Sinnett’s task as the biographer of H. P. Blavatsky was far from a snap: first, he had submitted a long list of questions and had also written Vera for a copy of her 1881 Rebus article, “The Truth about H. P. Blavatsky.” Unfortunately it was written in Russian and he had to ask H.P.B. for a translation, which gave her the opportunity to make whatever cha
nges she pleased. By March, Helena’s continued reticence to speak about the past was making him frantic.
Her years in the United States? “Why goodness me I may as well try to tell you about a series of dreams I had in my childhood.”122
Her experiences with Garibaldi? “Please do not speak of Mentana.”123
The Agardi Metrovitch incident? “I WILL NOT WRITE ANYTHING about ‘the Metrovitch incident’...”124
The adoption of a child? “Impossible even to touch upon the child. There’s the Baron Meyendorffs and all Russian aristocracy that would rise against me if... the Baron’s name should be mentioned.”125 And besides, if D. D. Home should see the book, he would cause trouble.

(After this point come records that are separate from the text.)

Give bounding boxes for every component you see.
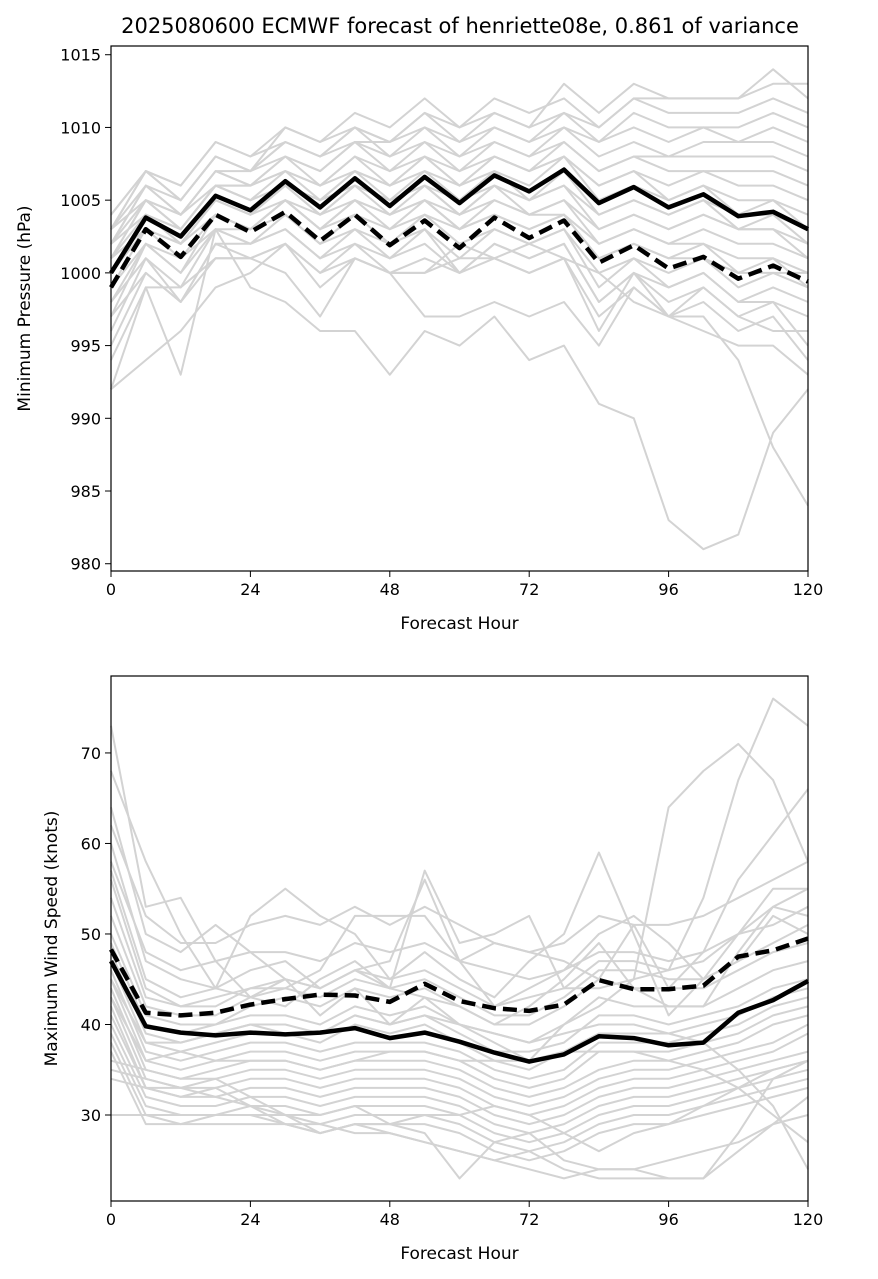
wind-panel: 0 24 48 72 96 120 30 40 50 60 70 Forecast Hour Max…	[42, 675, 824, 1264]
ensemble-member-line-3	[110, 843, 808, 1017]
solid-summary-line	[109, 960, 810, 1064]
pressure-summary-series	[109, 167, 810, 289]
ensemble-member-line-5	[110, 213, 809, 303]
ensemble-member-line-26	[110, 996, 809, 1143]
solid-summary-line	[109, 167, 810, 275]
y-tick-label: 60	[81, 834, 101, 853]
ensemble-member-line-27	[110, 978, 809, 1170]
ensemble-member-line-26	[110, 155, 809, 230]
ensemble-member-line-2	[110, 788, 809, 990]
wind-summary-series	[109, 936, 810, 1064]
ensemble-member-line-9	[110, 942, 809, 1044]
x-tick-label: 96	[658, 580, 678, 599]
pressure-panel: 0 24 48 72 96 120 980 985 990 995 1000 1005 1010 1015…	[15, 45, 823, 634]
ensemble-member-line-4	[110, 870, 809, 1026]
wind-y-axis-label: Maximum Wind Speed (knots)	[42, 811, 62, 1067]
y-tick-label: 40	[81, 1015, 101, 1034]
ensemble-member-line-6	[110, 887, 809, 1008]
y-tick-label: 1010	[60, 118, 101, 137]
x-tick-label: 0	[106, 1210, 116, 1229]
wind-x-axis-label: Forecast Hour	[400, 1244, 518, 1264]
y-tick-label: 30	[81, 1106, 101, 1125]
x-tick-label: 48	[380, 580, 400, 599]
wind-axis-ticks: 0 24 48 72 96 120 30 40 50 60 70	[81, 744, 824, 1229]
ensemble-member-line-25	[110, 184, 809, 260]
ensemble-member-line-29	[110, 825, 809, 954]
x-tick-label: 96	[658, 1210, 678, 1229]
y-tick-label: 1005	[60, 191, 101, 210]
ensemble-member-line-12	[110, 969, 809, 1080]
ensemble-member-line-28	[110, 861, 809, 981]
x-tick-label: 72	[519, 580, 539, 599]
y-tick-label: 50	[81, 925, 101, 944]
x-tick-label: 48	[380, 1210, 400, 1229]
pressure-ensemble-members	[110, 68, 809, 551]
x-tick-label: 24	[240, 580, 260, 599]
y-tick-label: 985	[70, 482, 101, 501]
x-tick-label: 120	[793, 580, 824, 599]
wind-ensemble-members	[110, 697, 809, 1180]
pressure-plot-frame	[110, 45, 809, 572]
y-tick-label: 1000	[60, 264, 101, 283]
ensemble-member-line-2	[110, 257, 809, 507]
y-tick-label: 1015	[60, 46, 101, 65]
x-tick-label: 24	[240, 1210, 260, 1229]
ensemble-member-line-27	[110, 199, 808, 274]
ensemble-member-line-14	[110, 987, 809, 1098]
ensemble-member-line-21	[110, 228, 809, 303]
pressure-axis-ticks: 0 24 48 72 96 120 980 985 990 995 1000 1005 1010 1015	[60, 46, 823, 599]
y-tick-label: 70	[81, 744, 101, 763]
dashed-summary-line	[109, 209, 809, 289]
ensemble-member-line-7	[110, 199, 809, 274]
ensemble-member-line-24	[110, 184, 809, 245]
ensemble-member-line-18	[110, 1024, 809, 1135]
wind-plot-frame	[110, 675, 809, 1202]
ensemble-member-line-23	[110, 242, 809, 361]
ensemble-member-line-21	[110, 1051, 809, 1162]
ensemble-member-line-7	[110, 915, 809, 1017]
x-tick-label: 120	[793, 1210, 824, 1229]
x-tick-label: 0	[106, 580, 116, 599]
y-tick-label: 995	[70, 337, 101, 356]
x-tick-label: 72	[519, 1210, 539, 1229]
y-tick-label: 990	[70, 409, 101, 428]
ensemble-member-line-17	[110, 97, 809, 230]
pressure-y-axis-label: Minimum Pressure (hPa)	[15, 205, 35, 411]
ensemble-member-line-0	[110, 725, 809, 1062]
pressure-x-axis-label: Forecast Hour	[400, 614, 518, 634]
chart-title: 2025080600 ECMWF forecast of henriette08…	[121, 14, 799, 38]
dashed-summary-line	[109, 936, 809, 1018]
ensemble-member-line-15	[110, 996, 809, 1107]
y-tick-label: 980	[70, 555, 101, 574]
ensemble-member-line-1	[110, 697, 809, 1008]
ensemble-member-line-1	[110, 228, 809, 551]
ensemble-member-line-25	[111, 1059, 809, 1153]
ensemble-member-line-24	[110, 1077, 809, 1180]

By April a frustrated Sinnett began to complain. He had Helena’s version of Vera’s article, as well as some of Helena’s correspondence in which she explained that Metrovitch, her best friend’s husband, had met an untimely death at the hands of Papal agents and that Yuri was the illegitimate son of Nicholas Meyendorff and an unnamed woman. However, she would permit him to use none of this material as it was designated off-the-record information. When Sinnett pressed her for more details, warning her that the bookwas shaping up into an extremely dull work, she nodded sympathetically and promised to help enliven it “however disagreeable it may be for me personally.”126
Reduced to pleading for her cooperation, Sinnett reminded her that her memoirs must be unexpurgated if she wished to refute Hodgson’s Report. Nothing of the kind, H.P.B. snapped; if she were to give him the whole truth, no doubt “all Europe would jump from its seat”127 but he knew quite well that the Masters would not permit such revelations. Therefore, she sighed, “What shall we, what can we, do?”128
In Sinnett’s opinion, she was a public personality who had stimulated interest in herself and now she had an obligation to satisfy public curiosity; H.P.B. warily had to agree he had a point. If she were one of those women who had pursued her feminine duties, she replied, “sleeping with her husband, breeding children, wiping their noses, minding her kitchen, and consoling herself with matrimonial assistants on the sly and behind her husband’s back,”129 no one would care about her private life. Since she had chosen a career, she had to expect people poking their noses into her secrets. At the same time, she felt strongly that her life should be a matter of public record only since the founding of the Theosophical Society in 1875; anything that had happened prior to that date was nobody’s business. Sinnett may have been inexperienced as a biographer, but realized that eleven years out of fifty-five was not enough to make up a proper biography. Accepting the fact that he would never be able to coax a coherent narrative out of her, Sinnett looked at the hodgepodge of unrelated stories and decided to account for the fragments by titling the book Incidents in the Life of Madame Blavatsky. He ignored both the Mahatma letter supposedly received by Nadyezhda Fadeyev in 1870 as well as Dr. Leon Oppenheim’s “virginity” certificate.